- English: "High praise be to our God"
- Written: 1985
- Text: by Maria Luise Thurmair
- Language: German
- Based on: Benedictus
- Melody: by Guillaume Franc
- Composed: 1543

= Hoch sei gepriesen unser Gott =

Christian hymn by Maria Luise Thurmair

"Hoch sei gepriesen unser Gott" ("High praise be to our God") is a Christian hymn by Maria Luise Thurmair, based on the Benedictus canticle and set to a 1543 melody by Guillaume Franc. The hymn in three stanzas of eight lines was written in 1985. It appeared in the Catholic hymnal Gotteslob in 2013.

== History ==
Maria Luise Thurmair wrote "Hoch sei gepriesen unser Gott" in 1985. It is a close paraphrase of the Benedictus, written to match a 1543 melody by Guillaume Franc. The hymn is in three stanzas of eight lines each.

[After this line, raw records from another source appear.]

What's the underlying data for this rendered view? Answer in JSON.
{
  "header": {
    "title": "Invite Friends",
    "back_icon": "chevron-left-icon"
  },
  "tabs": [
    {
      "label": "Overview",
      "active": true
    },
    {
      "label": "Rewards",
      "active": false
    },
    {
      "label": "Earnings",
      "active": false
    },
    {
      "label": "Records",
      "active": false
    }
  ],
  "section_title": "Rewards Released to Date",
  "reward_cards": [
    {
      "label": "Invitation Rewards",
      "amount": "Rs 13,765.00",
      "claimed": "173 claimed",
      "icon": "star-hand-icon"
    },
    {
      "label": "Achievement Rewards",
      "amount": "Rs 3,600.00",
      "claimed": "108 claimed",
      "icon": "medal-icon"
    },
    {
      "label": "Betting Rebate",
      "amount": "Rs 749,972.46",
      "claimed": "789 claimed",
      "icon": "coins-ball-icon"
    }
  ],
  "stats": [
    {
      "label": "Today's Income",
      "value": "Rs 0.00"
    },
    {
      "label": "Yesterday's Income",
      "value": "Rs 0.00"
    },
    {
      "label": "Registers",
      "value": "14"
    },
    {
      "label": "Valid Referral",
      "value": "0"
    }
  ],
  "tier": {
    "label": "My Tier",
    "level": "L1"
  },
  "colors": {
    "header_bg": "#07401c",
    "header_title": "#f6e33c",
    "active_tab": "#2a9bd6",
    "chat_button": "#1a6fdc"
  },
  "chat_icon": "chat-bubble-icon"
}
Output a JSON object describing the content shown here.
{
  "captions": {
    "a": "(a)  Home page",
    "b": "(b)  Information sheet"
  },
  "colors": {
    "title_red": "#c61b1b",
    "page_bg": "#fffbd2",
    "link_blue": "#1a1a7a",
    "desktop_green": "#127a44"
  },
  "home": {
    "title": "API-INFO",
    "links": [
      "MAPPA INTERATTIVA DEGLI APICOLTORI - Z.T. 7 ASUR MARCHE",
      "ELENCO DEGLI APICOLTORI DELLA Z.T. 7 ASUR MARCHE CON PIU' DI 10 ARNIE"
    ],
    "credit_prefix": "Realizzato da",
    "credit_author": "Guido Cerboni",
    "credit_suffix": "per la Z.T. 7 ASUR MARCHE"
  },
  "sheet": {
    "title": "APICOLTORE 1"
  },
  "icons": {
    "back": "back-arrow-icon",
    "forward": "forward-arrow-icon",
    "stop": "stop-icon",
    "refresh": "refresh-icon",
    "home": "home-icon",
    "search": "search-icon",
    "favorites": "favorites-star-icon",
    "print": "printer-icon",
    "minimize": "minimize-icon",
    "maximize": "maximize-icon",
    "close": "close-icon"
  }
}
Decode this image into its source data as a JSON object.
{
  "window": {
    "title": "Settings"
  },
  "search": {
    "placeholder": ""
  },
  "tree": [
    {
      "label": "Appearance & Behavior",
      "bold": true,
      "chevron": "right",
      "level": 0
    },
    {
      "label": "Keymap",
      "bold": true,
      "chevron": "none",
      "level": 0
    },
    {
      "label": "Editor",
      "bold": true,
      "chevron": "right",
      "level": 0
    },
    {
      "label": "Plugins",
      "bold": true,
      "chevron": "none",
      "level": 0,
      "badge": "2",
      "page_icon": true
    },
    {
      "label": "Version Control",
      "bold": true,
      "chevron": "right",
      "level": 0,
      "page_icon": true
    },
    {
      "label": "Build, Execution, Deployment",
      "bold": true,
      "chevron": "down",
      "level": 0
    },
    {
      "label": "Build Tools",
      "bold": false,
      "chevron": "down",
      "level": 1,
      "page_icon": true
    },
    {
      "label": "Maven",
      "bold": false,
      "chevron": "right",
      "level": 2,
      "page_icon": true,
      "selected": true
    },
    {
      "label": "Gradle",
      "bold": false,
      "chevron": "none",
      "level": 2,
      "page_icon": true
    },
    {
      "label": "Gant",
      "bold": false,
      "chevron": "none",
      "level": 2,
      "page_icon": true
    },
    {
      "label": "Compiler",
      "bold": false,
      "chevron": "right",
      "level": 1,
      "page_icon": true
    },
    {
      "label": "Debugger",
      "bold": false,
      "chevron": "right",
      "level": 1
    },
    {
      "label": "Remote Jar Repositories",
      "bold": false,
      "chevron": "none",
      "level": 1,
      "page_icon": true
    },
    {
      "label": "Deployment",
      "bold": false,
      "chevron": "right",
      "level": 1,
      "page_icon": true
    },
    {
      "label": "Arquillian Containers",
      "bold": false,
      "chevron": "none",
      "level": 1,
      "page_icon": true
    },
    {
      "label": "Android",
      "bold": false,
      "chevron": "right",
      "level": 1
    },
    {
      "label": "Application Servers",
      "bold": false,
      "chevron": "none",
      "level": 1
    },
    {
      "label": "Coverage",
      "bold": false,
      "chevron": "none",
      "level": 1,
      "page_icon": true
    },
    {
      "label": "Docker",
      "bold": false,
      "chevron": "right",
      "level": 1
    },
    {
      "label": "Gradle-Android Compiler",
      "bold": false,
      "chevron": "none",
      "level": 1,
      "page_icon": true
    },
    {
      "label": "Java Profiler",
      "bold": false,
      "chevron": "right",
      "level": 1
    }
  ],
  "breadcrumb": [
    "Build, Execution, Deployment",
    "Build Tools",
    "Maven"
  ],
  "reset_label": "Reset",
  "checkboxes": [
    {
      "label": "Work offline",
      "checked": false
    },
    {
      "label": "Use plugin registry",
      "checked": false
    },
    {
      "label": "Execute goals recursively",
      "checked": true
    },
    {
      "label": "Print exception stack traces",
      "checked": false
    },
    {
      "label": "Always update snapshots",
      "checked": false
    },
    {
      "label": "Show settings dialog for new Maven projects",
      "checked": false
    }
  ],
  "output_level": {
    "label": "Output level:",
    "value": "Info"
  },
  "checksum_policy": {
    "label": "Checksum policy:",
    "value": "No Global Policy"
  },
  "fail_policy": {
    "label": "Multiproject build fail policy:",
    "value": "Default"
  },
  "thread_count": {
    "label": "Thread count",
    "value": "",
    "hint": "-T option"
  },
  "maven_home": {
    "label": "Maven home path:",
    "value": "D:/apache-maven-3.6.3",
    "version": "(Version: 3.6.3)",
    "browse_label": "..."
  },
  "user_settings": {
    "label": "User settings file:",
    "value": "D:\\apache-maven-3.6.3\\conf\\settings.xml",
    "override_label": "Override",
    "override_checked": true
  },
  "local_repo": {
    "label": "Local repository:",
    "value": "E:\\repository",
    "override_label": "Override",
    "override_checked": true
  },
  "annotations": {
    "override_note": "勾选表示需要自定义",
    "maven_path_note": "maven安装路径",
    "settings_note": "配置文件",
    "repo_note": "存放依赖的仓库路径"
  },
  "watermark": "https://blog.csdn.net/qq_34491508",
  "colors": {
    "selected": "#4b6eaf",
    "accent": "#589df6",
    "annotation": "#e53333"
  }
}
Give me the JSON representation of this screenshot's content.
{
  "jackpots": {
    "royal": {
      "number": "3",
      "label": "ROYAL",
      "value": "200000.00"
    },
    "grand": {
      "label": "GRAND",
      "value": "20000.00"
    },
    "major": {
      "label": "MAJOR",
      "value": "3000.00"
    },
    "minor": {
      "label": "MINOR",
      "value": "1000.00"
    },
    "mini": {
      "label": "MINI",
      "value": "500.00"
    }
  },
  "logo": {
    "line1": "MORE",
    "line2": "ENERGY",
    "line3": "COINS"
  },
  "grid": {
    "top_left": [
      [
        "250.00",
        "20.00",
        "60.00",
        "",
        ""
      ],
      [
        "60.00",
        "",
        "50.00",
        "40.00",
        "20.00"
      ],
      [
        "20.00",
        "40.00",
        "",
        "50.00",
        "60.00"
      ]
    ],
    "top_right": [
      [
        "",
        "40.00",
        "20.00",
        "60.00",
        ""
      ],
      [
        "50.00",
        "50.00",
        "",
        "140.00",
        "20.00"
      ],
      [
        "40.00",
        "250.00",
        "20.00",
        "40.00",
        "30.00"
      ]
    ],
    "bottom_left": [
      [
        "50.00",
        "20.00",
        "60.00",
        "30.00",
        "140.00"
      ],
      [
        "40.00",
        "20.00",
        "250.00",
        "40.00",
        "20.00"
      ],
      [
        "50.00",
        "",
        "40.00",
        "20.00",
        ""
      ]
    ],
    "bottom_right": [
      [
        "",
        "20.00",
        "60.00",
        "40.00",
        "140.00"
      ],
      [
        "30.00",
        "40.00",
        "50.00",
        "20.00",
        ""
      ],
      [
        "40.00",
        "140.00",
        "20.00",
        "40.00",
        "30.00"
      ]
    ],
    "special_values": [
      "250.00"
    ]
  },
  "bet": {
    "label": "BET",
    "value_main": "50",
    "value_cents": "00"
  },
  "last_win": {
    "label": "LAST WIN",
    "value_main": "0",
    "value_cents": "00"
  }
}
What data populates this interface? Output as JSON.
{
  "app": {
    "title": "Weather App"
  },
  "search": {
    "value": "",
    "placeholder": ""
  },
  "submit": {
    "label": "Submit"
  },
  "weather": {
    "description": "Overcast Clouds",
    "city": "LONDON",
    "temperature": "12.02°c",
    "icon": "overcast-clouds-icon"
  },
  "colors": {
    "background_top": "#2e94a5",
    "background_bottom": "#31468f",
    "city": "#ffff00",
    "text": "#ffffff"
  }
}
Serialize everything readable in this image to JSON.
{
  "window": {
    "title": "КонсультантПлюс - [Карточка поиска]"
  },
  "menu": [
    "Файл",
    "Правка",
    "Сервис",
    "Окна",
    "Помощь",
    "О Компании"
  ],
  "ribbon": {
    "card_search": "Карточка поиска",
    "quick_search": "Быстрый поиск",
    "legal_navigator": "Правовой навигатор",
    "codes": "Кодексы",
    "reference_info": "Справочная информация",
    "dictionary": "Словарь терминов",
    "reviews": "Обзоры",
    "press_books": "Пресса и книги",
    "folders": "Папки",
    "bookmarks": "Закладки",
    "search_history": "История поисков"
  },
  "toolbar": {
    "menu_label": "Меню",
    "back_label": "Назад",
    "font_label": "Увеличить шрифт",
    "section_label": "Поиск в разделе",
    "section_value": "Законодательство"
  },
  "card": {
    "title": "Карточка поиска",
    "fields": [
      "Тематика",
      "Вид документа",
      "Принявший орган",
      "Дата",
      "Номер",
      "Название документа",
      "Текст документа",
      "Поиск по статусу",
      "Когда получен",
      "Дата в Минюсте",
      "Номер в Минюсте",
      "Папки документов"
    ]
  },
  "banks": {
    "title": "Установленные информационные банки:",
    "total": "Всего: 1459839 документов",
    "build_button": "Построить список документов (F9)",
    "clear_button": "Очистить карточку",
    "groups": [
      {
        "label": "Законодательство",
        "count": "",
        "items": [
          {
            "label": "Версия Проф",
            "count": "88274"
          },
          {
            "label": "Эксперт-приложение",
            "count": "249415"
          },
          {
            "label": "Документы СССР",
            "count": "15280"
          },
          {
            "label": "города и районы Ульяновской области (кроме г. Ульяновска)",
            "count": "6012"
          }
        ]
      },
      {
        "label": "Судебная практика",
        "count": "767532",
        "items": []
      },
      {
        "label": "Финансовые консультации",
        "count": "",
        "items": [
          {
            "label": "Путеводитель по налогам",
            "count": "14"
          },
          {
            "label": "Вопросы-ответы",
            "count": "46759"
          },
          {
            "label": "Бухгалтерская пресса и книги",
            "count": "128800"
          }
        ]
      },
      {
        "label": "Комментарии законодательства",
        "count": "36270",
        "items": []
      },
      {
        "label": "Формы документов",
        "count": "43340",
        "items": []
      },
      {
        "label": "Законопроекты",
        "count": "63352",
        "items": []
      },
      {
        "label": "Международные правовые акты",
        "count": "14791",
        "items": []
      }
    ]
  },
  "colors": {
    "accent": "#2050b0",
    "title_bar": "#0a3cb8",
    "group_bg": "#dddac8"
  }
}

It appeared in the Catholic hymnal Gotteslob, as GL 384, in the section "Lob, Dank und Anbetung" (Praise, thanks and adoration).

== Tune and settings ==
The melody of "Hoch sei gepriesen unser Gott" by Guillaume Franc, is in bar form. It rises an octave up within the first five notes. Michael Funke composed a cantata for mixed choir and organ based on the hymn, setting all three stanzas differently.